Stop The Startup Madness

It’s not often I read anything said by Robert Scoble and agree with everything he has said 100%. I find I disagree with him more often than not, but usually that’s somewhere in the Twittersphere or Friendfeed-ersphere. Either way, he’s spot on with his post, The worst things startups do.

If you don’t know who Scoble is, one thing you should know about him is that he talks to a lot of startups. Everytime I turn around he’s talking to a startup CEO, CTO, visiting their offices, reviewing their products, etc. I have known Scoble to do this for years now. Anyway, from what I know as a consultant to startups, my academic training, and my observation of the industry over the last several years, Scoble’s list is accurate. Literally every item on this list are rampant symptoms among dysfunctional startups. So. If you plan on launching a startup, or you have one and you’re wondering why you’ve spent thousands of dollars and nobody is interested in your product, please review Scoble’s list and make adjustments immediately. Your livelihood (and any good employees you’ve managed to lure in) are at stake.

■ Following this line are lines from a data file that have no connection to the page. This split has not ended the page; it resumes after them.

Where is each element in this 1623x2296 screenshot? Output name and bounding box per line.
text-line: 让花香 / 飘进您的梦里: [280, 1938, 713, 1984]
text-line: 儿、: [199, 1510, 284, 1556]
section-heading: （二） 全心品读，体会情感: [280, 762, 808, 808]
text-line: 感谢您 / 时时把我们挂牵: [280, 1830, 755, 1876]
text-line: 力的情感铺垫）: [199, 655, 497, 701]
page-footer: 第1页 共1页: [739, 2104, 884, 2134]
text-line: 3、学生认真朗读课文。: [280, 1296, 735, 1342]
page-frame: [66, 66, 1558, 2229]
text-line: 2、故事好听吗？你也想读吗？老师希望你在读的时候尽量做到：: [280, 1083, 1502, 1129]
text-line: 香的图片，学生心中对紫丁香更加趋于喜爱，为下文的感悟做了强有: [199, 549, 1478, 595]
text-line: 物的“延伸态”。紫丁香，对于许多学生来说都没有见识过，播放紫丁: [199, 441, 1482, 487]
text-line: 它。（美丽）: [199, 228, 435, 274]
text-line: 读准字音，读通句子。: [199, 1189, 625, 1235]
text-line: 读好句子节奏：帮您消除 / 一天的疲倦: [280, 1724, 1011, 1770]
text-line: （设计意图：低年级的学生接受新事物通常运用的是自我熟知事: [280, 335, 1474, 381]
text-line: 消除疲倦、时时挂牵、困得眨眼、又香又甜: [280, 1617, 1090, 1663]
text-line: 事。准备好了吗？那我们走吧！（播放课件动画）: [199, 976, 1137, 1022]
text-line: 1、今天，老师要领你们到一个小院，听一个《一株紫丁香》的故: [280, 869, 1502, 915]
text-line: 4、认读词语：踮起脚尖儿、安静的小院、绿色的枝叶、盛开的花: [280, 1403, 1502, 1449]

3 thoughts on “Stop The Startup Madness”

  1. If you like that, you should read Kawasaki’s blog posts on the lies startups tell, and the lies venture capitalists tell. The list affected my thinking so much I used it to revamp my startup pitch and won the 10 Grand top prize in a business plan competition at Baruch College.
    On the flip side, warnings like Scoble’s and Kawasaki’s also scare me to death, and I’ve never been able to launch my own ideas. There are 6 million ways to fail, and I can chart half of them out for you in a strategy document.
    Until all the conditions are correct, I’ll daydream about startup success and instead of living it. 🙁
    Liz are you still CTO of a startup?

  2. Good call, Cali. That was a good read.
    It’s kind of funny how this whole industry runs on ghost money and ghost profits but people act like it’s real money. I can understand doing those things if you funded your own company.. It’s still a bunch of bad ideas, but at the end of the day, you end up with no money instead of owing money that someone lent you AND not being able to provide ROI to your investors so that stigma follows you to your next attempt.

  3. @Hashim, no I parted ways with them in early 2009, for many of the reasons listed on Scoble’s post. I agree posts like this are scary, and definitely require some amount of risk. I’m not sure how much of a risky individual i am, but I do enjoy working with startups.
    @Bill, I thinkt he nature of startups work this way in terms of funding. Anyone familiar with the startup funding process knows the deal, but I think laymen or wannabe’s hear and see funding dollars and acquisitions take place and think this is pure profit dollars at work. I think anyone truly interested in being in this industry needs to make sure they read up on how the system works. I’m finding a lot of web entrepreneurs aren’t interested in the risks or perhaps aren’t realizing how much they are going to be held accountable for these risks.